Experiment: Attrition and differential attrition tested
What to Check
Attrition — the loss of subjects between baseline and endline — is a major threat to experimental validity. If attrition is differential (higher in treatment than control, or correlated with baseline characteristics), the endline sample is no longer randomized and the experiment’s causal interpretation is compromised. Papers must report attrition rates and test whether attrition is differential.
How to Check
- Check whether the paper reports the attrition rate overall and separately by treatment arm.
- Check whether the paper tests for differential attrition:
- Regress an indicator for being missing at endline on treatment assignment. The coefficient should be near zero and insignificant.
- This is sometimes shown in a table or noted in the text.
- Assess the magnitude of attrition:
- < 5%: low; likely not a threat even if differential.
- 5–20%: moderate; differential attrition must be tested and addressed.
20%: high; even with balance, results may not generalize to the original sample; Lee (2009) bounds or MIPO analysis should be provided.
- Check whether the paper provides Lee (2009) trimming bounds or Manski-type bounds when attrition is non-trivial. These show how large the effect would need to be to be consistent with a null result under worst-case attrition patterns.
Pass Condition
Attrition rates reported by arm. Differential attrition tested and not significant, OR attrition is significant but addressed with bounds (Lee 2009 or equivalent). Overall attrition rate is reported.
Failure Examples
- Attrition not reported: Paper reports endline results without noting how many subjects were lost between baseline and endline. No attrition analysis anywhere. Fails.
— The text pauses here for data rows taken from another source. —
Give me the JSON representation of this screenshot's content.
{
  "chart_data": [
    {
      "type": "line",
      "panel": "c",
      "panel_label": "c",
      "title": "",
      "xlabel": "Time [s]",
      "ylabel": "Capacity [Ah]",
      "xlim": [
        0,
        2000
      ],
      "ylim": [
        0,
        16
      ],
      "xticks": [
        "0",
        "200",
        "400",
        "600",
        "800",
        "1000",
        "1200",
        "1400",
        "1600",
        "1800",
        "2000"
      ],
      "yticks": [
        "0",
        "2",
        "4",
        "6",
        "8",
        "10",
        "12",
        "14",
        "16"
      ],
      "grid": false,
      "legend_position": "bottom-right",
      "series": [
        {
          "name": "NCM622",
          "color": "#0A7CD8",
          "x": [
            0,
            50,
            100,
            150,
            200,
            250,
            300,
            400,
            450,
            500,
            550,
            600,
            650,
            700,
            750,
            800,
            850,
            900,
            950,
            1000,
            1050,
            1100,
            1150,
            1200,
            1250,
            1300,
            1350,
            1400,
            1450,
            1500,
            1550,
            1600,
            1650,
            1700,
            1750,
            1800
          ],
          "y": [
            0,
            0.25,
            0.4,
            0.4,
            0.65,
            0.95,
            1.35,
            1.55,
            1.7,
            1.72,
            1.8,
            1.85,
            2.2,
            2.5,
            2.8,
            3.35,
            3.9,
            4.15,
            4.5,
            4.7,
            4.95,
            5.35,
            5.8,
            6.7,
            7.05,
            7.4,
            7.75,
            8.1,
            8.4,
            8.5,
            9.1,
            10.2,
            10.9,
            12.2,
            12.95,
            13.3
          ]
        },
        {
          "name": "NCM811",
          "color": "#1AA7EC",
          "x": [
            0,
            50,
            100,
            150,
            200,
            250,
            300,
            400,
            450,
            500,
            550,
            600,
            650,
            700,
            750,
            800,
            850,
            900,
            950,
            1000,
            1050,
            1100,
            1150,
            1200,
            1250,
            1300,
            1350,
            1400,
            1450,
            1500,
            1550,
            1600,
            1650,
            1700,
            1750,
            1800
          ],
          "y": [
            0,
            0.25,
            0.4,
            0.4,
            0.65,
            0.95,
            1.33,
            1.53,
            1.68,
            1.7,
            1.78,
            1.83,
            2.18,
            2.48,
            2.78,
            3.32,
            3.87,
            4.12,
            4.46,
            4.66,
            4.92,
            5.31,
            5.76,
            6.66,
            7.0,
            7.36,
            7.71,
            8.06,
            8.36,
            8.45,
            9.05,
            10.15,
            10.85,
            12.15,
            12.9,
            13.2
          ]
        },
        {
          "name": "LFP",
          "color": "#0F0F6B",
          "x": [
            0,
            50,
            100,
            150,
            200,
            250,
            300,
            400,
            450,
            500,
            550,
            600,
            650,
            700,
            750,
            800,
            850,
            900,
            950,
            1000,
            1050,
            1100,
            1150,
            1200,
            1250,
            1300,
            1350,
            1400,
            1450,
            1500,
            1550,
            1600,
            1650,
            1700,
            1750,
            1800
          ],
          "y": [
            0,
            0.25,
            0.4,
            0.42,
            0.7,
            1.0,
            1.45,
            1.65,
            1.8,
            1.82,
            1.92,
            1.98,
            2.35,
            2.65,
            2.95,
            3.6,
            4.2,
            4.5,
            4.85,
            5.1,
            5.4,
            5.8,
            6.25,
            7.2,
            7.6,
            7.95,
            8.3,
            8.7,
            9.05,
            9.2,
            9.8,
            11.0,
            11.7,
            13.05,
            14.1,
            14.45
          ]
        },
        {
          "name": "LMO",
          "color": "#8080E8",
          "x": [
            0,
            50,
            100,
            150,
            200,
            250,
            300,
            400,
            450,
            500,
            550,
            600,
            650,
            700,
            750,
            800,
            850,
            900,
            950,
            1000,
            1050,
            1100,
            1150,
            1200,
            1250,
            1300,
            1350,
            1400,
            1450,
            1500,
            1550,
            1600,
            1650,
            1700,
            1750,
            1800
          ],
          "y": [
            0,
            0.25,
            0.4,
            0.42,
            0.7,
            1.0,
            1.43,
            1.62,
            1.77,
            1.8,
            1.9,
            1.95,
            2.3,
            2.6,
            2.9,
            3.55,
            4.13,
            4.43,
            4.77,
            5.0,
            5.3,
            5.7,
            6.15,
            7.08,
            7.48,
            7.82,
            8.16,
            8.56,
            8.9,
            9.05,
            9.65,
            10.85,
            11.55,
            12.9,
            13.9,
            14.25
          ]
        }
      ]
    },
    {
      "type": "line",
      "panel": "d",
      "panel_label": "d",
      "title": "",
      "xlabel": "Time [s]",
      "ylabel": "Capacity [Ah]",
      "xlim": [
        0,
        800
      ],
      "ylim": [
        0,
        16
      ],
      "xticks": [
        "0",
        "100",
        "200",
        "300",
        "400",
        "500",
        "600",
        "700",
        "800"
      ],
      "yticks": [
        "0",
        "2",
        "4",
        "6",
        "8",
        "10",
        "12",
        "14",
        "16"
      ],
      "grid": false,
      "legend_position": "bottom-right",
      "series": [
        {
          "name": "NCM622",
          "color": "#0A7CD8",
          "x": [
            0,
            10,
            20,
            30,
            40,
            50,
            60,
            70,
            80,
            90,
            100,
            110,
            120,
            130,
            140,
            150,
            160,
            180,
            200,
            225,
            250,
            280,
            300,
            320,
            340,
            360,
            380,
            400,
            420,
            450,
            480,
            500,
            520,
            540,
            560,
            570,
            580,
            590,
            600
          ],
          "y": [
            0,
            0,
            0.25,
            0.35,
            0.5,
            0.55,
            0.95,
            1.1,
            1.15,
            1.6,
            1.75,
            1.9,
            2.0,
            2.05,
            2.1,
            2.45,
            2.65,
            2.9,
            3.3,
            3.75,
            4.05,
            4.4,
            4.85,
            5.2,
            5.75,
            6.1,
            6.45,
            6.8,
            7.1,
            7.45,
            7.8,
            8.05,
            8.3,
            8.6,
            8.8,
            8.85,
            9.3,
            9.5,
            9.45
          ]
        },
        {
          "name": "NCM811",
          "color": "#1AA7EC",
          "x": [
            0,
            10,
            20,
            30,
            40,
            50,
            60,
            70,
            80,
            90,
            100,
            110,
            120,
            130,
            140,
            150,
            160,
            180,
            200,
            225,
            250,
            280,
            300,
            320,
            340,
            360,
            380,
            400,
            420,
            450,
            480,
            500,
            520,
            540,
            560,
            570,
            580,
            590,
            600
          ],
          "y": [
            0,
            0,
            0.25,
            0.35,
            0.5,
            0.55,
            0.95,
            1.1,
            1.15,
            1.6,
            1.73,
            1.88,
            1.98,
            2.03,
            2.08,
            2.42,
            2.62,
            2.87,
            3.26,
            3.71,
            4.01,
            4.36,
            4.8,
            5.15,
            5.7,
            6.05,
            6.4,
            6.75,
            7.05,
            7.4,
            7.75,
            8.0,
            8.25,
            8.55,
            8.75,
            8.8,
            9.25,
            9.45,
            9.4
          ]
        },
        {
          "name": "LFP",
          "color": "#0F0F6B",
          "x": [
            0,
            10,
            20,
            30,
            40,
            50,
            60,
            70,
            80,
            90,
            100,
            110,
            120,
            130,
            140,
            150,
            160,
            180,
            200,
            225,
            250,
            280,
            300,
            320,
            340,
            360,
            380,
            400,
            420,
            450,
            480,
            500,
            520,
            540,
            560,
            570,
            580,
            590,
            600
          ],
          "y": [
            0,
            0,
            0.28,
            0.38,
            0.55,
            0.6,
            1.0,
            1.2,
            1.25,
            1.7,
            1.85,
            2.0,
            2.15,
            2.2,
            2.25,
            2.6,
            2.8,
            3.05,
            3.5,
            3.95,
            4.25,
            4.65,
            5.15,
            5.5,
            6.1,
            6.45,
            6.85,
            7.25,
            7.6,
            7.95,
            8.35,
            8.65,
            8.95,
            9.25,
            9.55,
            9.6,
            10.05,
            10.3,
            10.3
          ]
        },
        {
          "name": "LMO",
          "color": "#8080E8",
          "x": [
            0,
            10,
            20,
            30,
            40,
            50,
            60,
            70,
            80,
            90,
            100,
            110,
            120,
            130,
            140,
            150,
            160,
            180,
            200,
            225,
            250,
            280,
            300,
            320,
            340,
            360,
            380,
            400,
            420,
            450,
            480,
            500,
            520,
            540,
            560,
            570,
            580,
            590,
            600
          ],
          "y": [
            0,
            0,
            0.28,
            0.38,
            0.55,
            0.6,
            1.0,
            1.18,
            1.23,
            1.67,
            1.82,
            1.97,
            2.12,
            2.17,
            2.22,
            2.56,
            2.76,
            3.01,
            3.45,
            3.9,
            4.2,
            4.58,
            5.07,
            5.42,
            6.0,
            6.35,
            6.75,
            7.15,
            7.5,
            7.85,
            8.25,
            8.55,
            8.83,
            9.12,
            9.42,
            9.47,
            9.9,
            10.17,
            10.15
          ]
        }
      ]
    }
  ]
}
- Differential attrition ignored: Treatment group has 18% attrition; control group has 8%. Paper notes the difference but proceeds without bounds or discussion. Fails.
- Attrition exceeds 30%, no bounds: 35% of subjects are missing at endline. Paper argues “attrition is random” without testing it. Fails — without bounds, the main result is uninformative under extreme attrition scenarios.
References
- Lee, D. S. (2009). Training, wages, and sample selection: Estimating sharp bounds on treatment effects. Review of Economic Studies, 76(3), 1071–1102.
- McKenzie, D. (2012). Beyond baseline and follow-up: The case for more T in experiments. Journal of Development Economics, 99(2), 210–221.